Practitioners, in their turn, lack the training to find and see the relevance in research that could contribute to better decision-making. And sometimes they may even be arrogant enough to think they know all they need to know or that academe has nothing to offer.
But business research can be useful. Take the area of small firm growth. Queensland has many examples of small firms that have successfully grown larger – BMD Group, G James Group, The Coffee Club, Morris Corporation, Eagle Boys, Terry White Chemists to name a few – but we could arguably have more if research-based knowledge were put to better use.
Policy initiatives would do well starting from more realistic assumptions than that most firms have growth potential and that their owner-managers want to expand their firms. Research suggests many of them are reluctant to grow. This is often for good reasons. Growth is frequently unprofitable, and letting high profitability drive growth is usually sounder than is hoping that growth will make the firm flourish. While their concerns for loss of the “family” atmosphere are valid, managers also refrain from growth due to unsubstantiated fears that growth would make their firms more vulnerable.
Media praise the fast-growing “gazelles” and policy-makers rely on their job creation prowess. At the same time, research suggests that it is more meaningful to talk about “high firm growth” as a temporary state than of “high growth firms” as a particular species of firm. This is because few “gazelles” sustain their high growth over long periods of time. Moreover, very high rates of growth can be foolish rather than heroic.
As regards job creation, policy-makers should realise that this is a consequence rather than a goal of successful firm growth and that much of the growth of “gazelle” firms is acquisition-based and thus represents job re-shuffling rather than addition of genuinely new jobs.
This said, research suggests that while mergers and acquisitions among large corporations may be over rated – often a sound economic outcome does not materialise – acquisitions may be an under-utilised growth strategy among small firm managers. While organic (internally generated) growth can be exhausting for small firm, leading to lower growth in the next period, there is indication that acquisitions can spark a new spurt of organic growth in the following period.
The Australian Centre for Entrepreneurship at QUT (www.bus.qut.edu.au/research/ace/) arguably delivers on its mission to be nationally leading and internationally highly recognised among academics in our little specialty. We have also started to try to deliver on our second mission – to be the major hub in the country for making entrepreneurship research accessible and useful for practitioners.

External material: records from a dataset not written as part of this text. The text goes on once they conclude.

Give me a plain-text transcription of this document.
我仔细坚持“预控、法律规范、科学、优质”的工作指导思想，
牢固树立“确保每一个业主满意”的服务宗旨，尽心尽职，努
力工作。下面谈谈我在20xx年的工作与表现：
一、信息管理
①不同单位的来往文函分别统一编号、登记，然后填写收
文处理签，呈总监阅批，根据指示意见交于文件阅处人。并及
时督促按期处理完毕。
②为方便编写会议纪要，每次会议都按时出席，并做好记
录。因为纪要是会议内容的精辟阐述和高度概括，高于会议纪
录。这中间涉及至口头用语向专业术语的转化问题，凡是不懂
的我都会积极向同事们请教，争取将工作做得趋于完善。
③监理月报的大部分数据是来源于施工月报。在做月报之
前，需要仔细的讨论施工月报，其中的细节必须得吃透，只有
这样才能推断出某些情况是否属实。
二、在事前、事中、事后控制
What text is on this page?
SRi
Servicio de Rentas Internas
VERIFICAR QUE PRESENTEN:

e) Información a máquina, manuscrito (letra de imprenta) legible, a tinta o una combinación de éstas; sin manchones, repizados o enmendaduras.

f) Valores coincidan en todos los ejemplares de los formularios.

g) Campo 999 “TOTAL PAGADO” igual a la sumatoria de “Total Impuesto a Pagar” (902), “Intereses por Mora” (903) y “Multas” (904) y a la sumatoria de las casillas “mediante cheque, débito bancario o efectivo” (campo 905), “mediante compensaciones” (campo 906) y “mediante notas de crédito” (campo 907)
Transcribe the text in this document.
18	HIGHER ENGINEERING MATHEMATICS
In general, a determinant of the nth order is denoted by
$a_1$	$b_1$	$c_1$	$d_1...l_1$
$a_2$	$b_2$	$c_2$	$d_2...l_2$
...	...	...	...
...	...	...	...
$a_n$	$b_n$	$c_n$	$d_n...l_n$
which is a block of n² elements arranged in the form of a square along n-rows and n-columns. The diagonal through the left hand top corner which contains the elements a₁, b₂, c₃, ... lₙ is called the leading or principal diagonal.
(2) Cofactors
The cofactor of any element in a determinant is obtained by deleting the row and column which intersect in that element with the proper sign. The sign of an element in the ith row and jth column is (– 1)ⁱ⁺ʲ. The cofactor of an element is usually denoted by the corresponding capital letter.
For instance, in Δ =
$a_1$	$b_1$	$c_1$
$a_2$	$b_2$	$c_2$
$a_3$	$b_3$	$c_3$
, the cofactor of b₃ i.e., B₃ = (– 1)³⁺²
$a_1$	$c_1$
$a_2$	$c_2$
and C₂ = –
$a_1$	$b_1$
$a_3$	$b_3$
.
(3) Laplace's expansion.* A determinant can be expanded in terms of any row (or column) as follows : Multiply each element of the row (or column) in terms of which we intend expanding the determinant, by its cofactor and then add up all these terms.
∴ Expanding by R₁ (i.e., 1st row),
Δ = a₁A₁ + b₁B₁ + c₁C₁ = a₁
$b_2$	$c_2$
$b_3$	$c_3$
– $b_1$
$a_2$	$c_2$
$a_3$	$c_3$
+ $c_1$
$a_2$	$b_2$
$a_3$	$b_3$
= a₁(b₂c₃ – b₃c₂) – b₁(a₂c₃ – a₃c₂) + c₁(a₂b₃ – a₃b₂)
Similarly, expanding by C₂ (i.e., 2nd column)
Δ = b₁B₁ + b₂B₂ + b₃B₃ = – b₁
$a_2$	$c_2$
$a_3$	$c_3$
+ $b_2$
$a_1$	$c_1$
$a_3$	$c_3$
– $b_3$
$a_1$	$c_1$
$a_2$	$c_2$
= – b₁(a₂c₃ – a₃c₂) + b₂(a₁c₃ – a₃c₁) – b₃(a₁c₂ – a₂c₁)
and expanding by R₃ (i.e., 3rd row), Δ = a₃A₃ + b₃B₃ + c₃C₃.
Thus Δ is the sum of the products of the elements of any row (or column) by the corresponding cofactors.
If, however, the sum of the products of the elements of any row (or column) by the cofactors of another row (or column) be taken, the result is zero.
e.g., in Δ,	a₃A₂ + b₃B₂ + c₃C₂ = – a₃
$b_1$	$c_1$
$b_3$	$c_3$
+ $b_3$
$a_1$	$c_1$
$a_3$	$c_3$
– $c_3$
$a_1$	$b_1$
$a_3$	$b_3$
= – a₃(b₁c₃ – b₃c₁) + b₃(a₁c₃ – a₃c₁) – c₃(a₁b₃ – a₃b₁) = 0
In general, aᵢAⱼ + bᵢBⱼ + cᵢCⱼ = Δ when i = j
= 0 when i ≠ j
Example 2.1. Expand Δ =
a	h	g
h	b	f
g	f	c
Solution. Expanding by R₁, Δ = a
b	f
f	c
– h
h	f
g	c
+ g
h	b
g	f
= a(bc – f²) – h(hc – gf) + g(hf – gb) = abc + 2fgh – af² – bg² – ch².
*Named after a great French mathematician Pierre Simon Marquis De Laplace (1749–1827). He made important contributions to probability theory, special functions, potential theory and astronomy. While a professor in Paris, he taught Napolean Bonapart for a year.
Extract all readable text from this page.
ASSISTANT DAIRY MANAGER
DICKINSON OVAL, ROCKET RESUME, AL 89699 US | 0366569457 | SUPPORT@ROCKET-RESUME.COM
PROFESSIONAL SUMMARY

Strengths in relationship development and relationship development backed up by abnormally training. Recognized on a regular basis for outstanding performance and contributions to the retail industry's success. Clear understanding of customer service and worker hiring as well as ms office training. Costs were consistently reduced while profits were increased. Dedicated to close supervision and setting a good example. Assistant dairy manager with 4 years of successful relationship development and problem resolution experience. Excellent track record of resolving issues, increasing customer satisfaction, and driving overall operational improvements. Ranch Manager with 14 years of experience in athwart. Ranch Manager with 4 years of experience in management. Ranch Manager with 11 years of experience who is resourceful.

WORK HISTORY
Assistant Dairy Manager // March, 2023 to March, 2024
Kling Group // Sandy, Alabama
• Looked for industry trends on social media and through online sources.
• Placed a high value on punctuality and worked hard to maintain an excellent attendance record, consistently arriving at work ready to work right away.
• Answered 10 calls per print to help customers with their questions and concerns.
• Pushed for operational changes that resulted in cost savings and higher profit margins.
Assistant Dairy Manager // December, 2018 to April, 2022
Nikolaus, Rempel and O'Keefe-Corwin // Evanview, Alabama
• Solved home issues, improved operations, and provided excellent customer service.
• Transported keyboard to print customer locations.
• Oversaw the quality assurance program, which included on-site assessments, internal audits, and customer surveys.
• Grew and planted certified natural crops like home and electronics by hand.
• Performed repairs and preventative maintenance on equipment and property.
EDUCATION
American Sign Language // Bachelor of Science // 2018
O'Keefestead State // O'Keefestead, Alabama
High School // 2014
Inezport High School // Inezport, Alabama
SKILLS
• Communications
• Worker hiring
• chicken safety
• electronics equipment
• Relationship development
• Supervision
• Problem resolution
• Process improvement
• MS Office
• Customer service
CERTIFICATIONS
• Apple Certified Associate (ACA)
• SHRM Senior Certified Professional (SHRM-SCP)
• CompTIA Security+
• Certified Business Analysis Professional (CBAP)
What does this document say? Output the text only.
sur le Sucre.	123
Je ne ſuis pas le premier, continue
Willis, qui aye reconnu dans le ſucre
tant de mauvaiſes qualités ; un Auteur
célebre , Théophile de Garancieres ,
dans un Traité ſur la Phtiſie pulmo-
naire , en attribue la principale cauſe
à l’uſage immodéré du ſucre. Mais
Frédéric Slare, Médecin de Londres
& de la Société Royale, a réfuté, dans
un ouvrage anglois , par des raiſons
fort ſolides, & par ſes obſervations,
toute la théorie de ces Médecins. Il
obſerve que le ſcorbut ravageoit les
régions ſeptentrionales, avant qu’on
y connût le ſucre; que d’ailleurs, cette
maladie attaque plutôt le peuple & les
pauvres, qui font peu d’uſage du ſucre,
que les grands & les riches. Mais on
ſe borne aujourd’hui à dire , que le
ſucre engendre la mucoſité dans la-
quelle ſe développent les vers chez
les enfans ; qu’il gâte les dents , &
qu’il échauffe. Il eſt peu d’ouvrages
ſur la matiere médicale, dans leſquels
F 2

However, business researchers are few and the potential users are many, so delivering on this ambitious task requires time and resources.
Putting research-based knowledge in business to better use requires academics who care about practice in the ways they source their research questions and disseminate their results. That’s our job. Realistically it also requires better “distribution channels” – interested and competent journalists and consultants, well organised web sites, research-trained employees, and other means that make research accessible to business and policy decision makers.
Putting research-based knowledge in business to better use also requires curious, reflective – and demanding – practitioners. People who take their profession as serious as doctors do. Such “business doctors” appreciate that easy and certain solutions to their problems are rarely to be found anywhere. They also realise that if they make an effort, research-based knowledge can enhance the firm-, industry- and situation-specific they already have. That effort can never be provided by the researchers.